David J. Merkel, CFA, FSA — From 2003-2007, I was a leading commentator at the excellent investment website RealMoney.com (http://www.RealMoney.com). Back in 2003, after several years of correspondence, James Cramer invited me to write for the site, and now I write for RealMoney on equity and bond portfolio management, macroeconomics, derivatives, quantitative strategies, insurance issues, corporate governance, etc. My specialty is looking at the interlinkages in the markets in order to understand individual markets better. I still contribute to RealMoney, but I have scaled it back because my work duties have gotten larger, and I began this blog to develop a distinct voice with a wider distribution. After one year of operation, I believe I have achieved that.

In 2008, I became the Chief Economist and Director of Research of Finacorp Securities. Until 2007, I was a senior investment analyst at Hovde Capital, responsible for analysis and valuation of investment opportunities for the FIP funds, particularly of companies in the insurance industry. I also managed the internal profit sharing and charitable endowment monies of the firm.

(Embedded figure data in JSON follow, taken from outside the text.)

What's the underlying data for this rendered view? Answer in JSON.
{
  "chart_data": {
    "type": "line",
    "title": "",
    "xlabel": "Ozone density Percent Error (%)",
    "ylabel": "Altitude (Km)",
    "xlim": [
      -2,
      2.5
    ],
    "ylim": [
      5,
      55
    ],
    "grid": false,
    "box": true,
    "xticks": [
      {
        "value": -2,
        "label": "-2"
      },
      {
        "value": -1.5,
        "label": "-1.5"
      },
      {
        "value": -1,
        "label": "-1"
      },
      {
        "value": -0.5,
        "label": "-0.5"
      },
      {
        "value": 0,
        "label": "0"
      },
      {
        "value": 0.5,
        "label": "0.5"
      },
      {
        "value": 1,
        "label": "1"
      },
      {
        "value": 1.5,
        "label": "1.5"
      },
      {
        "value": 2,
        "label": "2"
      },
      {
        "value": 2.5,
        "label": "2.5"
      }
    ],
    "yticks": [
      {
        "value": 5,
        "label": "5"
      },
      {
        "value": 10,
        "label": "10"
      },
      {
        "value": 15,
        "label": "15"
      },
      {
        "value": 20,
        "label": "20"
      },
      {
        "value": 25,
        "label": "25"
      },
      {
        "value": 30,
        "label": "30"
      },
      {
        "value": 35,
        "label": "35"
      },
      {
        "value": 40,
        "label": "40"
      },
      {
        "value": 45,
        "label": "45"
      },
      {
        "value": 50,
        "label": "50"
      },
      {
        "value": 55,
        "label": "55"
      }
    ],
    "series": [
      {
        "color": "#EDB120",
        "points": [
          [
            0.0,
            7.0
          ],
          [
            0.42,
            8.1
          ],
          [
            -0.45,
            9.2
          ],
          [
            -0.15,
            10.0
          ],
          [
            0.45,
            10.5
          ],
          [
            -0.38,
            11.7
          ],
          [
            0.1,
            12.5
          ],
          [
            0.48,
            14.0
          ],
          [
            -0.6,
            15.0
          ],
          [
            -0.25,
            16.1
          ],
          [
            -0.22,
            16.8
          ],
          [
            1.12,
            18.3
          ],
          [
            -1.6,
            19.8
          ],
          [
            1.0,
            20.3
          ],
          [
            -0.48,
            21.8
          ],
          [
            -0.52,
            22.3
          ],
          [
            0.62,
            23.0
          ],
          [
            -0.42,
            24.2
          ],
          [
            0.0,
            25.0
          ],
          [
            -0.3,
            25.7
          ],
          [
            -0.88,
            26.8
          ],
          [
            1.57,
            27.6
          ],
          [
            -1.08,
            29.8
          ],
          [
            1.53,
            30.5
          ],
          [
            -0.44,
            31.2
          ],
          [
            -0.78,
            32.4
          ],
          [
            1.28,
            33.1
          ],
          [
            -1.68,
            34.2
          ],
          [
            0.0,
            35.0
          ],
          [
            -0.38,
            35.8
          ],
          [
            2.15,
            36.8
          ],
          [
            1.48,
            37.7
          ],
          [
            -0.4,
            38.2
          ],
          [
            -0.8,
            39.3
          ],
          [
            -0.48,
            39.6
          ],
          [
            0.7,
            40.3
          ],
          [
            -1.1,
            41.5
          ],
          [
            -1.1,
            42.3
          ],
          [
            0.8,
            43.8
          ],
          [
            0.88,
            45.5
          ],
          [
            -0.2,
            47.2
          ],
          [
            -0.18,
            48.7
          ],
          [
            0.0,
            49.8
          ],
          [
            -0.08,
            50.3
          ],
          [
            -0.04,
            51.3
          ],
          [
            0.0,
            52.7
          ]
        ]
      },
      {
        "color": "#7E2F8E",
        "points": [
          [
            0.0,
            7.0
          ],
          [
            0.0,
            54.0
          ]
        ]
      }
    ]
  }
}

Prior to joining Hovde in 2003, I managed corporate bonds for Dwight Asset Management. In 1998, I joined the Mount Washington Investment Group as the Mortgage Bond and Asset Liability manager after working with Provident Mutual, AIG and Pacific Standard Life.

I hold bachelor’s and master’s degrees from Johns Hopkins University. In my spare time, I take care of our eight children with my wonderful wife Ruth.